Tony Whalen Mentorship Award: Named after our colleague who lost his life due to complications from COVID-19. Tony exemplified the spirit of service and giving of himself to others.

Winner: M. Omari Adkins, Thought Leader Liaison, Allergy/ENT, Specialty Care (Donation to So Others Might Eat)

For over 30 years, Omari Adkins, has worked tirelessly to support at-risk youth. He volunteers as a tutor at a Washington, D.C., elementary school program focused on supporting African American male students.
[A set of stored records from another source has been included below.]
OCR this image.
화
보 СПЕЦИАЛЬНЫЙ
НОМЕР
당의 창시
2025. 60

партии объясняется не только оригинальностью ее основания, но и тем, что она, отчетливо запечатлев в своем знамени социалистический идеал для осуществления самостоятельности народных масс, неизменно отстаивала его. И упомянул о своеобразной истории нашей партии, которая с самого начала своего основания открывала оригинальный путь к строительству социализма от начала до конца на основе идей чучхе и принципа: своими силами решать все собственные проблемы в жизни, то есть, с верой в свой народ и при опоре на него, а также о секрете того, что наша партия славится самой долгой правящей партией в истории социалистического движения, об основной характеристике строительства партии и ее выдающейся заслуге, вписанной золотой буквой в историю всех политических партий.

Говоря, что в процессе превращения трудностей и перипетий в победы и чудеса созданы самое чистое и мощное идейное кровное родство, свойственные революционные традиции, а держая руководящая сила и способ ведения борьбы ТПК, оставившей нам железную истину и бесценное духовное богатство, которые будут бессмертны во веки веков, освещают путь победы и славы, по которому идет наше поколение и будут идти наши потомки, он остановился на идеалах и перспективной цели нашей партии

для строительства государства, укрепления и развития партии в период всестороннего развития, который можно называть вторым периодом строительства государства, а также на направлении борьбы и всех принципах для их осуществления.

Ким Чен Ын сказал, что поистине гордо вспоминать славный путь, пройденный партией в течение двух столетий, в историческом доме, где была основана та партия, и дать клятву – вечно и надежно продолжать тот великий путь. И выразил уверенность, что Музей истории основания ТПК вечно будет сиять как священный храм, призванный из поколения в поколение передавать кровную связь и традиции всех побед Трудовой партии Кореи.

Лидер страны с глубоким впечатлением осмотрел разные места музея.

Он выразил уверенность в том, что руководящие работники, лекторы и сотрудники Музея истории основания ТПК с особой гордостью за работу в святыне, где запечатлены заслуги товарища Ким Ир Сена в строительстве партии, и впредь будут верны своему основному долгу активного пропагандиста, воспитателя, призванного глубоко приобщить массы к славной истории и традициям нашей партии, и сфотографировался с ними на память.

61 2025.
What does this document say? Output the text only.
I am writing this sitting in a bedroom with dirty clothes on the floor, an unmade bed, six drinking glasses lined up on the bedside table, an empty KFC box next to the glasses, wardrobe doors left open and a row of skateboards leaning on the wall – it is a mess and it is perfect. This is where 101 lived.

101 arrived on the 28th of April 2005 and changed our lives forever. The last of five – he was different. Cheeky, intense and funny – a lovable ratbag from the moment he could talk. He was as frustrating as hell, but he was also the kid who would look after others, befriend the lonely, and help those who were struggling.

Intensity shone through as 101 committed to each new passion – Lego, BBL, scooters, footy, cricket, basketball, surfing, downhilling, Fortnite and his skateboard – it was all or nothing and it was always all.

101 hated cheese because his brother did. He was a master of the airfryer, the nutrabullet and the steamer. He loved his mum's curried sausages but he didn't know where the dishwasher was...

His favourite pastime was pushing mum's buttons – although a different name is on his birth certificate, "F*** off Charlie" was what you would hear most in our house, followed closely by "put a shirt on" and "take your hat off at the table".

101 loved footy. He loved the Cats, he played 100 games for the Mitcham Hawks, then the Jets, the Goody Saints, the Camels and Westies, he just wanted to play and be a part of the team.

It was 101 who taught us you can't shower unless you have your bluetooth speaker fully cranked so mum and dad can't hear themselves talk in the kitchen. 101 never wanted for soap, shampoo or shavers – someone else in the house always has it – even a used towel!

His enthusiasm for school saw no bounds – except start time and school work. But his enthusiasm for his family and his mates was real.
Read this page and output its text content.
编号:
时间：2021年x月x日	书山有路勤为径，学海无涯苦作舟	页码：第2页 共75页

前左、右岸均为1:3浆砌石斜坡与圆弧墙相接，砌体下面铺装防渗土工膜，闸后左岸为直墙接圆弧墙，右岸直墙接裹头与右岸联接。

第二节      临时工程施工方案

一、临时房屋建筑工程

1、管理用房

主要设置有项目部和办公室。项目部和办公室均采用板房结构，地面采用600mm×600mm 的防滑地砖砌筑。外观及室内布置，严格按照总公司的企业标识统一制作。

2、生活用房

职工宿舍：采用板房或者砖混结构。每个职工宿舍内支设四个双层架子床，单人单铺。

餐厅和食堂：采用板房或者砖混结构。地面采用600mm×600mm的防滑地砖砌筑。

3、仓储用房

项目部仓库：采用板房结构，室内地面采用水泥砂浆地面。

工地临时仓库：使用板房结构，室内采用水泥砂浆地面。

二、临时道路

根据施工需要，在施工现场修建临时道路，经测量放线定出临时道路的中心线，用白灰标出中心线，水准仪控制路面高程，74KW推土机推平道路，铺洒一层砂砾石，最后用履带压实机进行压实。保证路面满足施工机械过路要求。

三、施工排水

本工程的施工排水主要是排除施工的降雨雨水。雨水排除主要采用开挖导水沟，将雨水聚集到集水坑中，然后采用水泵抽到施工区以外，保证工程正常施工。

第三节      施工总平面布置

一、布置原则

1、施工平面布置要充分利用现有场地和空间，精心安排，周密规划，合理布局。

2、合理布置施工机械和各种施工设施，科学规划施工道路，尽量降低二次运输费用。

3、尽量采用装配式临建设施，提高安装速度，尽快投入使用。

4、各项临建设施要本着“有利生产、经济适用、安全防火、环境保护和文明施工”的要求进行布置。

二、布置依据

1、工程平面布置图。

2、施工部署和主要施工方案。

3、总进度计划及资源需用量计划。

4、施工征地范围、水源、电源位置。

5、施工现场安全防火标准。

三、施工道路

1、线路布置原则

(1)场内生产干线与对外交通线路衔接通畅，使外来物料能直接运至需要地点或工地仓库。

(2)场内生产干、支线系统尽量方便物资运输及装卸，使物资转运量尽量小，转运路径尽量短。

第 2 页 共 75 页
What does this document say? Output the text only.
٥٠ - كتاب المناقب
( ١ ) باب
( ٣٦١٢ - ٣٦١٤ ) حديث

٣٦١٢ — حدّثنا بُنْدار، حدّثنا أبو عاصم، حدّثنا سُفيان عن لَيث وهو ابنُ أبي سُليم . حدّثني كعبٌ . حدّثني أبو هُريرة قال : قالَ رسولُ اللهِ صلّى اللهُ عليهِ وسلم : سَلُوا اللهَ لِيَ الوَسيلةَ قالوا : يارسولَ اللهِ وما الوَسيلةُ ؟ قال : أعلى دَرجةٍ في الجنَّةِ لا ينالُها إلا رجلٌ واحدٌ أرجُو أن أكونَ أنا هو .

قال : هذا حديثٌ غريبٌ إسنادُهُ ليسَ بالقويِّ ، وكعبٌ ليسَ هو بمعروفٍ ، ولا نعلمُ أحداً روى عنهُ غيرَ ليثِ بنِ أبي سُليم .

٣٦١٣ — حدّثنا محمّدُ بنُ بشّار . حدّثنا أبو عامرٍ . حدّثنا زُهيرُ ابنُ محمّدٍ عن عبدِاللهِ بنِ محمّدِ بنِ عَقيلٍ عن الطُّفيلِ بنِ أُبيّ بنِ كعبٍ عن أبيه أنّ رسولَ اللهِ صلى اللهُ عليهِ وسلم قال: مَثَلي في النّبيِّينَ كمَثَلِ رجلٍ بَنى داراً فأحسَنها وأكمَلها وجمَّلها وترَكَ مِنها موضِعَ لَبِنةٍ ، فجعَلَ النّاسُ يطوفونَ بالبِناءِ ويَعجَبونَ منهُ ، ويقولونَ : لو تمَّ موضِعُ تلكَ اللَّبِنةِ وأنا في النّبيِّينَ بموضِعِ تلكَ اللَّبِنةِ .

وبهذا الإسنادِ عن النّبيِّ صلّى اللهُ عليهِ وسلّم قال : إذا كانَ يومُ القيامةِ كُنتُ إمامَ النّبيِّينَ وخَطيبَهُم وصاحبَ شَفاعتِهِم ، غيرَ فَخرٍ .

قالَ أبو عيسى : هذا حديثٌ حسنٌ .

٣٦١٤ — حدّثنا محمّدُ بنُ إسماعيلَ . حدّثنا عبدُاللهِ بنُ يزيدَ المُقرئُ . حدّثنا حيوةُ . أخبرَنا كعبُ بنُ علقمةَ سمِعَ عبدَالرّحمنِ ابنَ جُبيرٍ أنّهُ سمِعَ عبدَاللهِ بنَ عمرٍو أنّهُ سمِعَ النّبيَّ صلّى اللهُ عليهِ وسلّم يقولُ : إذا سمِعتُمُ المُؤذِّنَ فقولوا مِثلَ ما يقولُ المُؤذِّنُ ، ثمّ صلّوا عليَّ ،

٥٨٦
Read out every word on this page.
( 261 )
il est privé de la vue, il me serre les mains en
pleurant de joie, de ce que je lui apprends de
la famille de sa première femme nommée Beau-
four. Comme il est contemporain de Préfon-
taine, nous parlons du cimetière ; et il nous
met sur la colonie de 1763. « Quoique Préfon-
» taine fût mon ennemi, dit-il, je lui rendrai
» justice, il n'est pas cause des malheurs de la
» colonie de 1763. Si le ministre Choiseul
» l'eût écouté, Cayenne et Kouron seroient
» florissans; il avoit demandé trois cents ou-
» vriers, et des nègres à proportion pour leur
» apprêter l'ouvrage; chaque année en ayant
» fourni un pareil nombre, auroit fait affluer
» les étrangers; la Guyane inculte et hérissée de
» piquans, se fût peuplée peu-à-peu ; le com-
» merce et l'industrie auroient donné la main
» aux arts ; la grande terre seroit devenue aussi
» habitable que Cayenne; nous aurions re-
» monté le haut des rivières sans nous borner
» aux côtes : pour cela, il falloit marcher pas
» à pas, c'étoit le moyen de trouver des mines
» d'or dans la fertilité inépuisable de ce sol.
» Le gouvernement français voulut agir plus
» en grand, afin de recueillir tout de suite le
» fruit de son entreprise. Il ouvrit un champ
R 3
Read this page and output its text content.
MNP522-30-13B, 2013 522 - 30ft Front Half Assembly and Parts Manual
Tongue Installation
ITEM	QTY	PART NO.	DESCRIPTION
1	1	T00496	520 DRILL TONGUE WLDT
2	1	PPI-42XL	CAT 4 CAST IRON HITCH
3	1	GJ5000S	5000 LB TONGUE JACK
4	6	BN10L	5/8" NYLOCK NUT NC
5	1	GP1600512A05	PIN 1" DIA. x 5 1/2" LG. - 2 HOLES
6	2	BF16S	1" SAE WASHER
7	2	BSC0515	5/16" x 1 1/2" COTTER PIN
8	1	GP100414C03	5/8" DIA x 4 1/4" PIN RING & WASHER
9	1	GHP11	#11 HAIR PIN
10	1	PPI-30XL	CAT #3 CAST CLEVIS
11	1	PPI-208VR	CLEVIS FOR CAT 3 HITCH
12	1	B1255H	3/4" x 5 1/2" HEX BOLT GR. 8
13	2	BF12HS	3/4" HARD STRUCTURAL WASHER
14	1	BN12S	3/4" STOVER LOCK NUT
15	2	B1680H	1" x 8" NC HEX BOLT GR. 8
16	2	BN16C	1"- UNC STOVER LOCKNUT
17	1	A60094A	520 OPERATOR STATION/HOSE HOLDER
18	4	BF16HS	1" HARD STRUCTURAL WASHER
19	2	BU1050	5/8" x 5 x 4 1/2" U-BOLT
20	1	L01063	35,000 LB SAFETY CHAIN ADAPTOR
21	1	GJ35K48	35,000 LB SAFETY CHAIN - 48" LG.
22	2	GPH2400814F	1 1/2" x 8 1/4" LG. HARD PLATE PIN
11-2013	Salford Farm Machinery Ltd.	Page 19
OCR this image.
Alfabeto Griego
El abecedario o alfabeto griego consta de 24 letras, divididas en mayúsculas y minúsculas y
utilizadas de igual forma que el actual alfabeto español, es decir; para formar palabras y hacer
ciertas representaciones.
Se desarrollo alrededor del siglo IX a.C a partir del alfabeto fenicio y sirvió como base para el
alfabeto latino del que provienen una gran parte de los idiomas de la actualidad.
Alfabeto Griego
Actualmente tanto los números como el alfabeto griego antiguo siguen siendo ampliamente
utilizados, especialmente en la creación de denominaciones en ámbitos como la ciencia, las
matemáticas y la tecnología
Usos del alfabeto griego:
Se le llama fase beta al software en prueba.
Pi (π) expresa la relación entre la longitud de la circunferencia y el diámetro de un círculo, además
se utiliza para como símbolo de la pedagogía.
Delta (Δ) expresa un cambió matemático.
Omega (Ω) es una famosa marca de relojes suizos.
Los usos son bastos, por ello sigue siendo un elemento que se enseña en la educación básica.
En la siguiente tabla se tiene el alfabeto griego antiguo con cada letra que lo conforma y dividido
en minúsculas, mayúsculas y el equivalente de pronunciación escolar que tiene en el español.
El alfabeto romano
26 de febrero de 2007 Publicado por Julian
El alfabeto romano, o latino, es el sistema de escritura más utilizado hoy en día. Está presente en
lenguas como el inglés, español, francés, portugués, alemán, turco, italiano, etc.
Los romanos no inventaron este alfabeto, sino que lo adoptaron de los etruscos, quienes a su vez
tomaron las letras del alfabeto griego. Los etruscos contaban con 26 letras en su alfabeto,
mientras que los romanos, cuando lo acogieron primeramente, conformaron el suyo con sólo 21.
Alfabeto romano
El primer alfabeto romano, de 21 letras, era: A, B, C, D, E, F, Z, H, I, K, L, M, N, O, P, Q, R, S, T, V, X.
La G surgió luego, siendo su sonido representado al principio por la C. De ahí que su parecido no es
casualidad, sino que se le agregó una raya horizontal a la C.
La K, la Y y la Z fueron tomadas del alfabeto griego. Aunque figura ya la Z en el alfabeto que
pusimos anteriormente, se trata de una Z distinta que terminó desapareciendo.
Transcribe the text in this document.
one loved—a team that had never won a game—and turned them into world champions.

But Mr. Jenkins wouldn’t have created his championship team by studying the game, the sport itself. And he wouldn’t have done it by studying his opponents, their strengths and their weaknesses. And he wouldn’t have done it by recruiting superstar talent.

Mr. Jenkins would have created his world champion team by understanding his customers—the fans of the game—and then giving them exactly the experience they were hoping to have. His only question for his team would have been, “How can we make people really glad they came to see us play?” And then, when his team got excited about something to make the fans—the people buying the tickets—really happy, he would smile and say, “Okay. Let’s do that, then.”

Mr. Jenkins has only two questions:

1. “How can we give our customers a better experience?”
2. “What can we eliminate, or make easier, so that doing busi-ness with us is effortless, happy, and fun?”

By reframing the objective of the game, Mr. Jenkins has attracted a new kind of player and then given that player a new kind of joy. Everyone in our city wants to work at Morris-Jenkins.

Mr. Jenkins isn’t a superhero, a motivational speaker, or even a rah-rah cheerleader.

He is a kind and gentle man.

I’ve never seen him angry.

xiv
The students, who named their group “Intelligent Black Males” meet each week to focus on academic improvement and character development. The group served as an award-winning model for other schools in the county. He has also volunteered his time as a sports coach and trainer of African American and Latino young men, with many residing in challenging environments. Growing up with his own support system of teachers, coaches and individuals in his community, Omari thinks of his volunteering as his way of paying it forward.

“I wish others understood how important consistency is with young people. Especially those young men with challenging home lives. In many cases, all they ever see is inconsistency in those that should be helping and caring. When they realize that not only do I care, but I am also consistent in my efforts, their response is often overwhelming,” says Omari.